Neste caso, ele não seria o filho de Deus encarnado que nasce de uma mulher por um processo extraordinário, único e diverso do processo natural. Jesus nasceu de uma jovem de 13 anos que – surpresa diante do anúncio que seria a Mãe de Deus – pergunta ao anjo como isto poderia acontecer, se ela não ‘conhecia’ homem algum, ou seja, se ela era virgem.
O anjo enviado lhe explica que isto aconteceria por um outro processo: pela fecundação do Espírito divino.
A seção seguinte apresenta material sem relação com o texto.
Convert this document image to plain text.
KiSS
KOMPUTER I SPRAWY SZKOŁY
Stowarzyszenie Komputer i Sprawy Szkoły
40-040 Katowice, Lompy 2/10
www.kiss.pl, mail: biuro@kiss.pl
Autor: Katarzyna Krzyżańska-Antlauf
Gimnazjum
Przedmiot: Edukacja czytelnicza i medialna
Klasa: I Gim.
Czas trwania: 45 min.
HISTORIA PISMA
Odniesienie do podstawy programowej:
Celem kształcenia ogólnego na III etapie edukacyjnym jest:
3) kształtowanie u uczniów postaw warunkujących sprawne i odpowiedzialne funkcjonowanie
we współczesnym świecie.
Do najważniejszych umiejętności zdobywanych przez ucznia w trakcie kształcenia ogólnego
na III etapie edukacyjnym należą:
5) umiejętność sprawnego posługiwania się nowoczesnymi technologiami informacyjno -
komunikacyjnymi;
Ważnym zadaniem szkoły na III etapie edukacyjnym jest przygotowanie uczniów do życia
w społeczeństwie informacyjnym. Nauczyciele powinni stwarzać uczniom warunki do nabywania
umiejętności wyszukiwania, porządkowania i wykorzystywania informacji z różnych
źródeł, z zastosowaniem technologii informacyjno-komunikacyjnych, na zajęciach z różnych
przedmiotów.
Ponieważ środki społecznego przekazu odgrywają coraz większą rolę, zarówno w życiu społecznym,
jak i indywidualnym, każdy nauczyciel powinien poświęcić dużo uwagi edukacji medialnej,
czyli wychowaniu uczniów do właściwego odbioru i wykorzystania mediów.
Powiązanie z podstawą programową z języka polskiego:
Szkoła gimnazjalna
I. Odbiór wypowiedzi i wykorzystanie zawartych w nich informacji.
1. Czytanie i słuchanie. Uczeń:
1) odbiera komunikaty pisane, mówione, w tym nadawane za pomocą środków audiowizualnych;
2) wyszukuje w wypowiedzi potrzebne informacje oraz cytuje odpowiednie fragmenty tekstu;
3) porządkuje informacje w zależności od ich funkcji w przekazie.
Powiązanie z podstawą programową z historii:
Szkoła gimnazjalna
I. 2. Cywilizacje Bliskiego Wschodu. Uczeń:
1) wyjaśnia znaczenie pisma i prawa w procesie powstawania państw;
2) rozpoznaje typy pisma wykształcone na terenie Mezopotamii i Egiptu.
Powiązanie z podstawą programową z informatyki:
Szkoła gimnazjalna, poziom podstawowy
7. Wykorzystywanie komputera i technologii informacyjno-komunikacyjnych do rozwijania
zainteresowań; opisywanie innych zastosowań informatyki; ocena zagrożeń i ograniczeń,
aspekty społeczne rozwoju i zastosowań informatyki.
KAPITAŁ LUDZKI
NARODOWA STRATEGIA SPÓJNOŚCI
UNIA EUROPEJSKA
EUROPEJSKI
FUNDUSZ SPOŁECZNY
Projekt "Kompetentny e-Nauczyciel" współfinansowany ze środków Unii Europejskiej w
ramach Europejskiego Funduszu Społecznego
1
Ao aceitar a proposta de Deus, Maria se torna um ser humano muito especial, portadora do projeto divino para toda humanidade: ela se torna a Mãe de Deus e dá impulso à criação de novos céus e de uma nova terra, unindo estas duas polaridades num só ser admirável: o Filho único de Deus feito homem! Maria é a arca da nova e eterna aliança de Deus com os seres humanos, a porta dos céus.